Maupassant’ın yetiştiği çevrelerde geçerli olan ve bir genç olarak onun ruhsal ve bedensel varlığından kaynaklanan tutkularında kendini doğrulayan tek değerin haz olduğu, başka bir deyişle kadın ve ona duyulan, onda yaratılan aşk olduğu söylenebilir. Bu haz betimlenerek başkalarına aktarılır, onların da aynı hazzı duymaları sağlanır. Tamam, aşklar, hazlar betimlensin, onları başkalarının da duyması sağlansın. Ne var ki, olup bitenler dikkatle izlendiğinde bütün bu güzelliklere aykırı birtakım şeylerin olduğu görülür: Kadın şu ya da bu nedenle hamile kalır, çirkinleşir, pislik içinde doğurur, istenmeyen çocuklar ortaya çıkar, sonra yalan dolan, aldatma, zorbalık, acımasızlık, ahlaki ıstıraplar, derken yaşlılık ve ölüm.

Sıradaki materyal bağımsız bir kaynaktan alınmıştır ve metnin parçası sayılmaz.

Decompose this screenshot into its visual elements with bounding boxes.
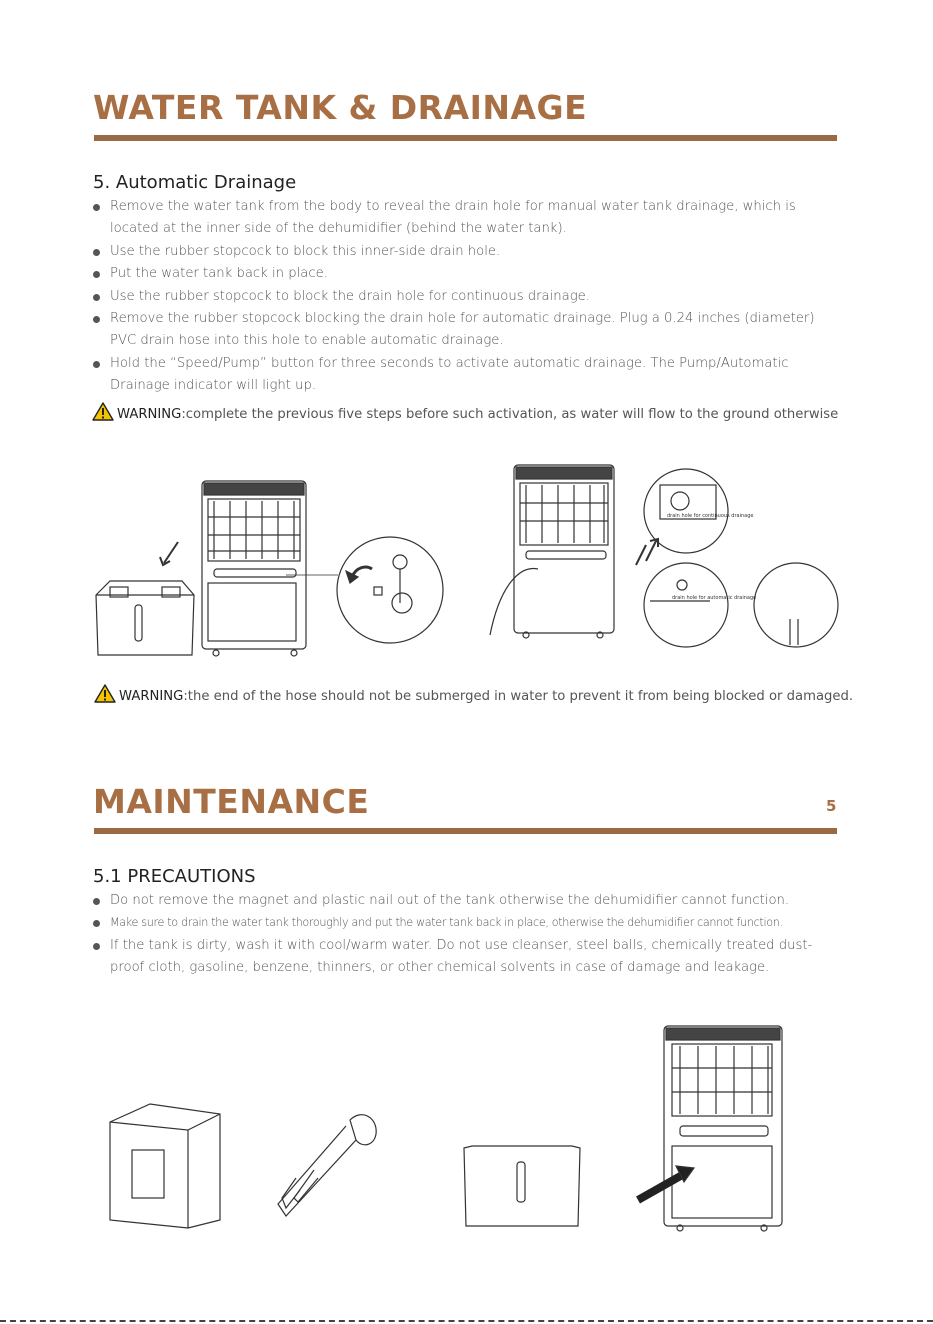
list-item: Do not remove the magnet and plastic nail out of the tank otherwise the dehumidifier cannot function.	[93, 890, 840, 912]
arrow-icon	[636, 545, 646, 565]
magnet-illustration	[110, 1104, 220, 1228]
hose-end-zoom	[754, 563, 838, 647]
dehumidifier-tank-slot-illustration	[638, 1026, 782, 1231]
list-item: Put the water tank back in place.	[93, 263, 840, 285]
section-title-water-tank: WATER TANK & DRAINAGE	[93, 88, 588, 127]
warning-triangle-icon	[94, 684, 116, 703]
list-item: Make sure to drain the water tank thoroughly and put the water tank back in place, otherwise the dehumidifier cannot function.	[93, 912, 840, 934]
warning-notice-activation	[92, 402, 838, 422]
dehumidifier-with-hose-illustration	[490, 465, 614, 638]
dehumidifier-illustration	[202, 481, 306, 656]
drainage-illustrations	[90, 465, 845, 665]
list-item: If the tank is dirty, wash it with cool/warm water. Do not use cleanser, steel balls, chemically treated dust-proof cloth, gasoline, benzene, thinners, or other chemical solvents in case of damage and leakage.	[93, 935, 840, 980]
drainage-steps-list	[93, 196, 840, 398]
warning-label: WARNING	[119, 689, 184, 704]
drain-hole-zoom-illustration	[337, 537, 443, 643]
warning-label: WARNING	[117, 407, 182, 422]
warning-notice-hose	[94, 684, 853, 704]
automatic-drain-zoom	[644, 563, 728, 647]
page-bottom-border	[0, 1320, 933, 1324]
section-divider	[94, 135, 837, 141]
page-number: 5	[826, 797, 837, 815]
list-item: Use the rubber stopcock to block the drain hole for continuous drainage.	[93, 286, 840, 308]
water-tank-illustration	[96, 581, 194, 655]
callout-automatic-drain: drain hole for automatic drainage	[672, 595, 757, 601]
plastic-nail-illustration	[278, 1115, 376, 1216]
warning-text: :complete the previous five steps before such activation, as water will flow to the ground otherwise	[181, 407, 839, 422]
section-divider	[94, 828, 837, 834]
section-title-maintenance: MAINTENANCE	[93, 782, 370, 821]
maintenance-illustrations	[100, 1022, 800, 1237]
subsection-title-automatic-drainage: 5. Automatic Drainage	[93, 172, 297, 193]
callout-continuous-drain: drain hole for continuous drainage	[667, 513, 754, 519]
subsection-title-precautions: 5.1 PRECAUTIONS	[93, 866, 256, 887]
list-item: Hold the “Speed/Pump” button for three seconds to activate automatic drainage. The Pump/Automatic Drainage indicator will light up.	[93, 353, 840, 398]
arrow-icon	[164, 542, 178, 563]
precautions-list	[93, 890, 840, 980]
list-item: Use the rubber stopcock to block this inner-side drain hole.	[93, 241, 840, 263]
warning-triangle-icon	[92, 402, 114, 421]
water-tank-clean-illustration	[464, 1146, 580, 1226]
list-item: Remove the water tank from the body to reveal the drain hole for manual water tank drainage, which is located at the inner side of the dehumidifier (behind the water tank).	[93, 196, 840, 241]
list-item: Remove the rubber stopcock blocking the drain hole for automatic drainage. Plug a 0.24 inches (diameter) PVC drain hose into this hole to enable automatic drainage.	[93, 308, 840, 353]
warning-text: :the end of the hose should not be submerged in water to prevent it from being blocked or damaged.	[183, 689, 854, 704]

Sonra, burada güzellik denen şey gerçekten de güzellik midir? Sonra, neden hep böyle olur bu işler? Hayatın akışını durdurabilseydik, ne güzel olurdu… ama hayat akıyor. Ne demek, hayat akıyor? Hayat akıyor demek, saçlar ağarıp dökülüyor, yüz kırışıyor, dişler çürüyüp dökülüyor, ağız kokmaya başlıyor demek. Hatta kaçınılmaz sondan önce her şey büsbütün iğrençleşir, korkunçlaşır: Sıva gibi allıklar, pudralar, ter, pis koku, diz boyu rezillik. Bu arada… benim hizmetinde olduğum bir şey vardı hani… güzellik… o nerede? Hani, nerede güzellik? Oysa güzellik her şeydir. O yoksa hiçbir şey yoktur. Hayat yoktur.
Bu kadarla kalsa yine iyi, sen kendin de hayattan el etek çekmeye başlarsın, güçsüzleşir, ahmaklaşır, çürür, çözülür, çökersin. Bu arada başkaları gözünün içine baka baka hayatın bütün nimetlerine, hazlarına el koyar. Bu kadarla da kalmaz: Bir başka varoluş biçimine ilişkin olasılıklar belirir zihinde; insanlarla, toplumla, bütün dünyayla başka türlü bir beraberlik, bütün bu yalanların, aldatmacaların olmadığı, hiçbir zaman, hiçbir şekilde yıkılmayacak, her zaman gerçek, her zaman güzel bir başka birlikteliğe, bir başka yaşam biçimine ilişkin olasılıklar belirir. Ancak, böyle bir şey olanaksızdır. Bir seraptan başka bir şey değildir bu. Zaten az sonra ortaya çıkar ki, yalnızca bir görüntüdür söz konusu olan ve çevremiz hep kumdan ibarettir.
İşte Maupassant da içine doğduğu hayatın yalanlarıyla, neden sonra algılamaya başladığı gerçeklik arasında şiddetli bir mücadelenin başladığı trajik bir noktaya gelip dayanmıştı. Ruhsal bir doğumun sancılarını yaşıyordu yazar.
Bu doğum sancılarının dile getirildiği küçük öyküleri yazarın en başarılı yaratılarıdır.
Bu sancıları çekerken yazgısı ölüm olmasaydı, hiç kuşkusuz bize son derece yüce, öğretici bir yapıt bırakacaktı; ama doğum sancıları arasında verdiklerini dahi azımsamak mümkün değildir. Bu güçlü, doğrucu insana bize verdikleri için gönül borcumuz olduğunu unutmayalım.